From factual accounts of female confidants, I know more than I care to about indiscretions of pastors making late night sex calls, sexting the night before delivering their sermons while lying next to their wives, engaging in premarital sex, getting girls and women in their congregations pregnant, and aborting the children they make outside of marriage.
And these men of power and inequality leave the women and girls they have utilized to carry the burden of these experiences, while they continue on with their sanctified lives.
The abuses of women in the church are stories which never seem to end and are seldom brought to light.
It seems as though every other month a new church is built and opened. We have more churches now than we did decades ago, yet we have more spiritual and ethical problems now than we did then: more anger, more hatred, more violence, more deceit, and more intolerance. How is that possible?
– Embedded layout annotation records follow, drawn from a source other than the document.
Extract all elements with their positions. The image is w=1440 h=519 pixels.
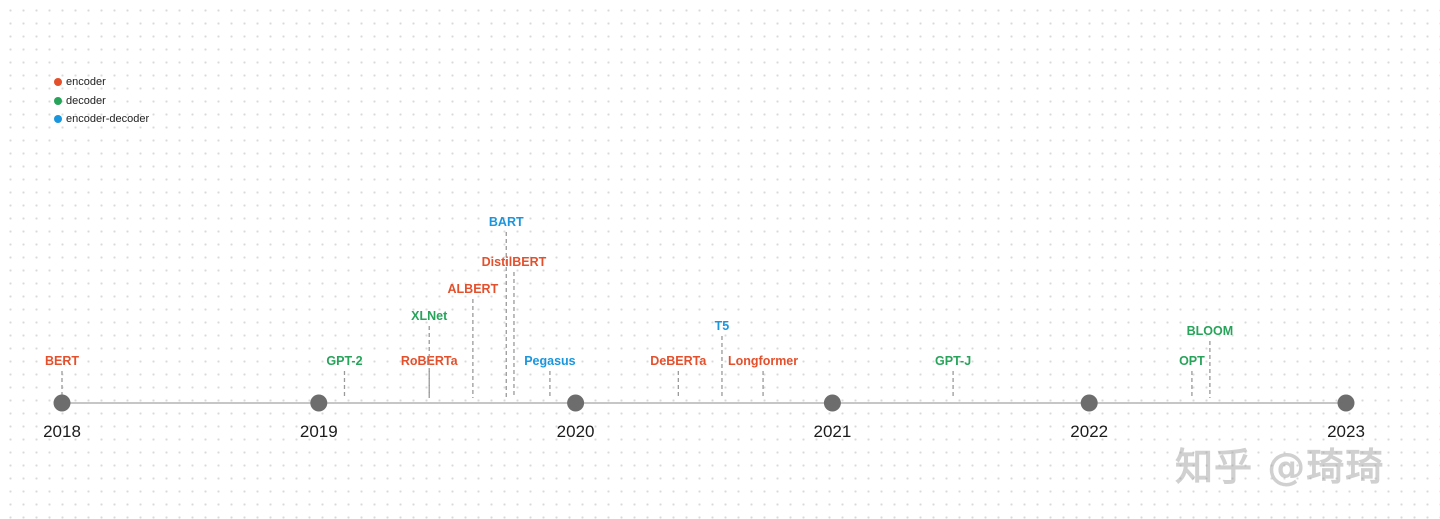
- model-label-gpt-2: GPT-2: [326, 354, 362, 368]
- model-label-bart: BART: [489, 215, 524, 229]
- model-label-longformer: Longformer: [728, 354, 798, 368]
- year-marker-2019: [310, 394, 328, 412]
- model-label-gpt-j: GPT-J: [935, 354, 971, 368]
- model-label-bloom: BLOOM: [1187, 324, 1234, 338]
- model-label-albert: ALBERT: [448, 282, 499, 296]
- year-label-2019: 2019: [300, 422, 338, 441]
- legend-item-encoder: encoder: [54, 73, 149, 92]
- model-label-opt: OPT: [1179, 354, 1205, 368]
- model-label-xlnet: XLNet: [411, 309, 448, 323]
- legend-item-encoder-decoder: encoder-decoder: [54, 110, 149, 129]
- model-label-distilbert: DistilBERT: [482, 255, 547, 269]
- legend-label-encoder-decoder: encoder-decoder: [66, 113, 150, 126]
- model-label-deberta: DeBERTa: [650, 354, 707, 368]
- legend-label-encoder: encoder: [66, 76, 106, 89]
- legend-label-decoder: decoder: [66, 94, 106, 107]
- year-marker-2018: [53, 394, 71, 412]
- encoder-decoder-dot-icon: [54, 115, 62, 124]
- year-label-2018: 2018: [43, 422, 81, 441]
- model-label-t5: T5: [715, 319, 730, 333]
- encoder-dot-icon: [54, 78, 62, 87]
- decoder-dot-icon: [54, 96, 62, 105]
- year-marker-2023: [1337, 394, 1355, 412]
- year-marker-2022: [1080, 394, 1098, 412]
- watermark: 知乎 @琦琦: [1175, 445, 1385, 489]
- legend: encoder decoder encoder-decoder: [54, 73, 149, 129]
- year-marker-2021: [823, 394, 841, 412]
- year-marker-2020: [567, 394, 585, 412]
- model-label-pegasus: Pegasus: [524, 354, 575, 368]
- year-label-2022: 2022: [1070, 422, 1108, 441]
- year-label-2023: 2023: [1327, 422, 1365, 441]
- year-label-2020: 2020: [557, 422, 595, 441]
- legend-item-decoder: decoder: [54, 92, 149, 111]
- year-label-2021: 2021: [813, 422, 851, 441]
- model-label-bert: BERT: [45, 354, 79, 368]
Shouldn't we be better off as people with the flood of religious leaders and guidance around us?
Building bridges or barriers?
How effective is the church? What has the collective church been doing all this time the society has been spiraling out of control? And I refer to all denominations, because they all give the impression at some time or another that they are better than the others, more correct than the others, more righteous than the others.
Are the churches not the entities we rely on to carry the responsibility of establishing and maintaining morality? There are certainly enough of them and enough of their representatives, so what has gone so wrong with the work that they do? Have they, too, become self-serving?
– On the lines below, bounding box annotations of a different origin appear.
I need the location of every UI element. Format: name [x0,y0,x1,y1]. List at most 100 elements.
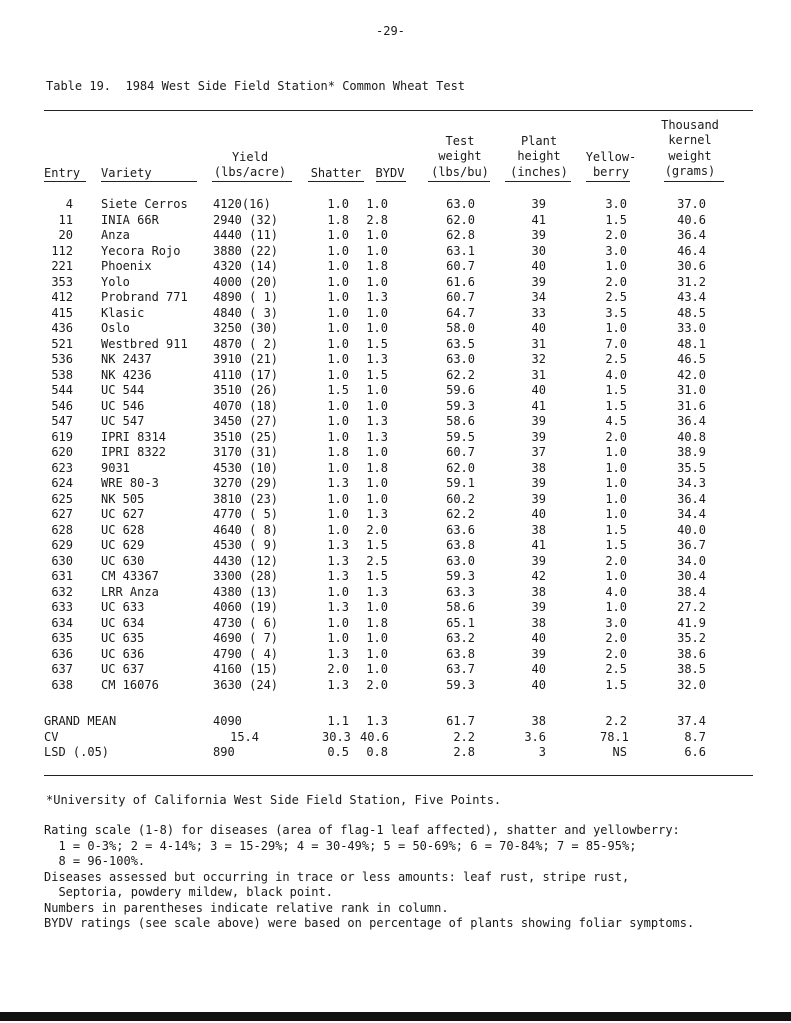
cell-thousand-kernel-weight: 40.8 [677,429,706,444]
cell-shatter: 1.0 [327,290,349,304]
cell-thousand-kernel-weight: 38.9 [677,445,706,459]
cell-variety: UC 636 [101,646,145,661]
cell-plant-height: 40 [531,677,546,692]
table-row: 634 UC 634 4730 ( 6) 1.0 1.8 65.1 38 3.0 41.9 [0,616,791,632]
table-row: 436 Oslo 3250 (30) 1.0 1.0 58.0 40 1.0 33.0 [0,321,791,337]
cell-test-weight: 63.0 [446,352,475,366]
cell-yellowberry: 2.0 [605,274,627,289]
cell-bydv: 1.0 [366,491,388,506]
cell-yield: 4110 (17) [213,367,279,382]
cell-thousand-kernel-weight: 38.6 [677,646,706,661]
cell-shatter: 1.0 [327,429,349,444]
cell-shatter: 1.0 [327,522,349,537]
cell-yellowberry: 2.0 [605,631,627,645]
cell-yield: 4790 ( 4) [213,646,279,661]
summary-bydv: 1.3 [366,714,388,728]
cell-yellowberry: 1.0 [605,491,627,506]
cell-variety: Anza [101,228,130,242]
cell-plant-height: 39 [531,553,546,568]
cell-shatter: 1.3 [327,677,349,692]
cell-yellowberry: 4.0 [605,584,627,599]
cell-yield: 3630 (24) [213,677,279,692]
cell-entry: 11 [58,212,73,227]
cell-variety: WRE 80-3 [101,476,159,490]
cell-entry: 627 [51,507,73,521]
cell-yield: 4690 ( 7) [213,631,279,645]
cell-plant-height: 41 [531,538,546,552]
cell-entry: 628 [51,522,73,537]
table-row: 628 UC 628 4640 ( 8) 1.0 2.0 63.6 38 1.5 40.0 [0,523,791,539]
summary-shatter: 0.5 [327,745,349,759]
header-underline-test-weight [428,181,490,182]
cell-yellowberry: 3.5 [605,305,627,320]
table-row: 625 NK 505 3810 (23) 1.0 1.0 60.2 39 1.0 36.4 [0,492,791,508]
summary-row: GRAND MEAN 4090 1.1 1.3 61.7 38 2.2 37.4 [0,714,791,730]
cell-yellowberry: 3.0 [605,243,627,258]
cell-plant-height: 34 [531,290,546,304]
cell-variety: UC 628 [101,522,145,537]
cell-yellowberry: 4.5 [605,414,627,428]
cell-entry: 538 [51,367,73,382]
cell-test-weight: 63.2 [446,631,475,645]
cell-plant-height: 33 [531,305,546,320]
cell-plant-height: 42 [531,569,546,583]
cell-plant-height: 39 [531,274,546,289]
cell-variety: IPRI 8322 [101,445,167,459]
cell-bydv: 1.3 [366,429,388,444]
cell-bydv: 1.5 [366,538,388,552]
cell-yield: 4640 ( 8) [213,522,279,537]
cell-yield: 4430 (12) [213,553,279,568]
cell-test-weight: 63.6 [446,522,475,537]
table-row: 415 Klasic 4840 ( 3) 1.0 1.0 64.7 33 3.5 48.5 [0,306,791,322]
cell-shatter: 1.0 [327,631,349,645]
table-row: 635 UC 635 4690 ( 7) 1.0 1.0 63.2 40 2.0 35.2 [0,631,791,647]
cell-test-weight: 58.6 [446,414,475,428]
cell-plant-height: 31 [531,367,546,382]
cell-variety: NK 4236 [101,367,152,382]
cell-thousand-kernel-weight: 36.7 [677,538,706,552]
cell-entry: 536 [51,352,73,366]
cell-bydv: 1.0 [366,600,388,614]
cell-variety: UC 629 [101,538,145,552]
table-title: Table 19. 1984 West Side Field Station* … [46,79,466,93]
header-underline-yield [212,181,292,182]
header-underline-entry [44,181,86,182]
cell-entry: 221 [51,259,73,273]
cell-yield: 3250 (30) [213,321,279,335]
summary-test-weight: 2.8 [453,745,475,759]
cell-test-weight: 59.3 [446,398,475,413]
note-parentheses-rank: Numbers in parentheses indicate relative… [44,900,449,915]
summary-bydv: 40.6 [360,729,389,744]
cell-yield: 4530 ( 9) [213,538,279,552]
summary-bydv: 0.8 [366,745,388,759]
cell-yellowberry: 1.5 [605,522,627,537]
cell-bydv: 1.0 [366,197,388,211]
cell-variety: UC 630 [101,553,145,568]
cell-thousand-kernel-weight: 36.4 [677,228,706,242]
table-row: 619 IPRI 8314 3510 (25) 1.0 1.3 59.5 39 2.0 40.8 [0,430,791,446]
table-row: 629 UC 629 4530 ( 9) 1.3 1.5 63.8 41 1.5 36.7 [0,538,791,554]
cell-entry: 415 [51,305,73,320]
cell-yellowberry: 4.0 [605,367,627,382]
cell-thousand-kernel-weight: 46.5 [677,352,706,366]
cell-entry: 4 [65,197,73,211]
cell-shatter: 1.0 [327,259,349,273]
cell-entry: 353 [51,274,73,289]
cell-test-weight: 59.3 [446,677,475,692]
cell-thousand-kernel-weight: 27.2 [677,600,706,614]
cell-yield: 3270 (29) [213,476,279,490]
cell-variety: UC 635 [101,631,145,645]
cell-variety: CM 16076 [101,677,159,692]
cell-thousand-kernel-weight: 40.0 [677,522,706,537]
cell-entry: 412 [51,290,73,304]
table-row: 631 CM 43367 3300 (28) 1.3 1.5 59.3 42 1.0 30.4 [0,569,791,585]
cell-test-weight: 63.3 [446,584,475,599]
summary-label: LSD (.05) [44,745,110,759]
table-row: 620 IPRI 8322 3170 (31) 1.8 1.0 60.7 37 1.0 38.9 [0,445,791,461]
cell-yellowberry: 1.0 [605,259,627,273]
cell-plant-height: 39 [531,414,546,428]
cell-thousand-kernel-weight: 41.9 [677,615,706,630]
cell-entry: 620 [51,445,73,459]
cell-variety: NK 505 [101,491,145,506]
cell-plant-height: 40 [531,259,546,273]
Does Christianity not work the way it should? Are the people promoting it ineffective? Are the messages they deliver defective?
Do people seek more from their religion than just tradition?
The reality is that, by its very nature, religion is divisive, in spite of what any religion's specific teachings seek to portray. The practice of religion as tradition separates people in much the same way that skin colors and ethnicities do, and it's the reason wars have been fought for centuries and millennia, even within Christianity and even until now.
Of course, because religion is itself divisive does not mean people who practice religion have to be divisive, but the expectation of practicing something other than what is preached is perhaps marginal.
And the concept of separating oneself from the worst of something while still practicing the best of something is more than a juggling act for the average person: it only works when people understand why they practice religion in the first instance, instead of blindly following in its traditions.
A person's understanding of self, love for self and respect of self will determine that person's substance and the way they treat others - just having a religion or observing a tradition does not. We have already seen this ring true of many Christians in Christianity and many Muslims in Islam.
A church can provide guidelines for human moral development, as can a psychologist or psychiatrist, as can a mother or father, but there is no religion that by its mere existence makes a person equal to another, whole, right, or worthy. And the belief that one such religion exists is where many in the church - Christian or otherwise - fail in their traditional philosophy.
Religion fails and will always fail when it is practiced merely because it is tradition.